12. In the present case we are of opinion that though there is a single order of assessment for the period from April 1, 1949 to March 31, 1950 the assessment could be split up and dissected and the items of sale separated and taxed for different periods. It is quite easy in this case to ascertain the turnover of the appellant for the pre-Constitution and post-Constitution periods for these figures are furnished in the plaint by the appellant himself. It is open to the Court in these circumstances to sever the illegal part of the assessment and give a declaration with regard to that part alone instead of declaring the entire assessment void.
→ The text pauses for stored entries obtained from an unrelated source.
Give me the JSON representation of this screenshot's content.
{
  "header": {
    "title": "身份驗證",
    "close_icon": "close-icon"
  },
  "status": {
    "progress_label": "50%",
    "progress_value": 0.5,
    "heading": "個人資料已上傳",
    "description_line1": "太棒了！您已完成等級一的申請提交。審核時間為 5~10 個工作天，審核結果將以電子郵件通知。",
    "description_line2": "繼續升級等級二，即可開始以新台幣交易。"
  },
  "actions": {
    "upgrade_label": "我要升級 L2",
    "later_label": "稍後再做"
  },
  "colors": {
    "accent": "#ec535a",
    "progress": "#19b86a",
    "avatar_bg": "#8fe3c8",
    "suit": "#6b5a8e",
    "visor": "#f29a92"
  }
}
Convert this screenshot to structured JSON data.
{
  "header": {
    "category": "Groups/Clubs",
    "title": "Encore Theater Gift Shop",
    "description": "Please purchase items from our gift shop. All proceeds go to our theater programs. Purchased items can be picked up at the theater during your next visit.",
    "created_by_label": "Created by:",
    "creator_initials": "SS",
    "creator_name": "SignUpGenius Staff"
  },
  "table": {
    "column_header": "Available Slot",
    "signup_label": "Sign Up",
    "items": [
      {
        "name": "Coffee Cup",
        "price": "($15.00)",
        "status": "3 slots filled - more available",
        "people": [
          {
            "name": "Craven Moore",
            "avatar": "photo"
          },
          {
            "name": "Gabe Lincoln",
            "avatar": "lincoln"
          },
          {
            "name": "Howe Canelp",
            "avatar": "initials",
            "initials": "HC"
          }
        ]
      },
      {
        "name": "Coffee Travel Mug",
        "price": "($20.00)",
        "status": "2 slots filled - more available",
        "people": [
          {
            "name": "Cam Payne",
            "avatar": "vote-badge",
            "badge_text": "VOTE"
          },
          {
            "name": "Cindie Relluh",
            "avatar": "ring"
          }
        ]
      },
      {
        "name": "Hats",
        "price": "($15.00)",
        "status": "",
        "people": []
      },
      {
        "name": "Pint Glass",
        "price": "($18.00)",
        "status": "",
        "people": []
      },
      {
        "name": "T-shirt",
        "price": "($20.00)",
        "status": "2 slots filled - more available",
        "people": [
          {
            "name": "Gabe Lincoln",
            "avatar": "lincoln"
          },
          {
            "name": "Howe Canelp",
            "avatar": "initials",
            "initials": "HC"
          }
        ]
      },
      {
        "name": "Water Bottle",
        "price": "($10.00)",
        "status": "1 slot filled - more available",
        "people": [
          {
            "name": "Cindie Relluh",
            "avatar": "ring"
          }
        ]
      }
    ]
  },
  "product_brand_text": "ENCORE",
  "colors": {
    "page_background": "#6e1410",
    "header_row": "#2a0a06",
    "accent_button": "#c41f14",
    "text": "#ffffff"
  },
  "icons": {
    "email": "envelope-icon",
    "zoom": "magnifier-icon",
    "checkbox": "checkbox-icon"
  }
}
For these reasons we hold that the appellant should be granted a declaration that the order of assessment made by the Deputy Commercial Tax Officer for the year 1949-50 is invalid to the extent that the levy of sales tax is made on sales relating to goods which were delivered for the purpose of consumption outside the State for the period from January 26, 1950 to March 31, 1950. The result is that the appellant is entitled to a refund of the amount illegally collected from him for the period from January 26, 1950 to March 31, 1950. The trial court has already found that the appellant is entitled to claim exemption with regard to turnover for this period to the extent of Rs. 3,34,107-15-6 and the tax payable on this sum is Rs. 5,220-7-0. The appellant is, therefore, entitled to a decree for the refund of Rs. 5,220-7-0. The appellant is also entitled to interest at 6% per annum from the date of suit till realisation of this amount.
13. For these reasons we allow this appeal and set aside the judgment of the Andhra Pradesh High Court dated March 11, 1965 in A.S. Nos. 93 and 169 of 1957 and allow this appeal to the extent indicated above.
14. There will be no order with regard to costs.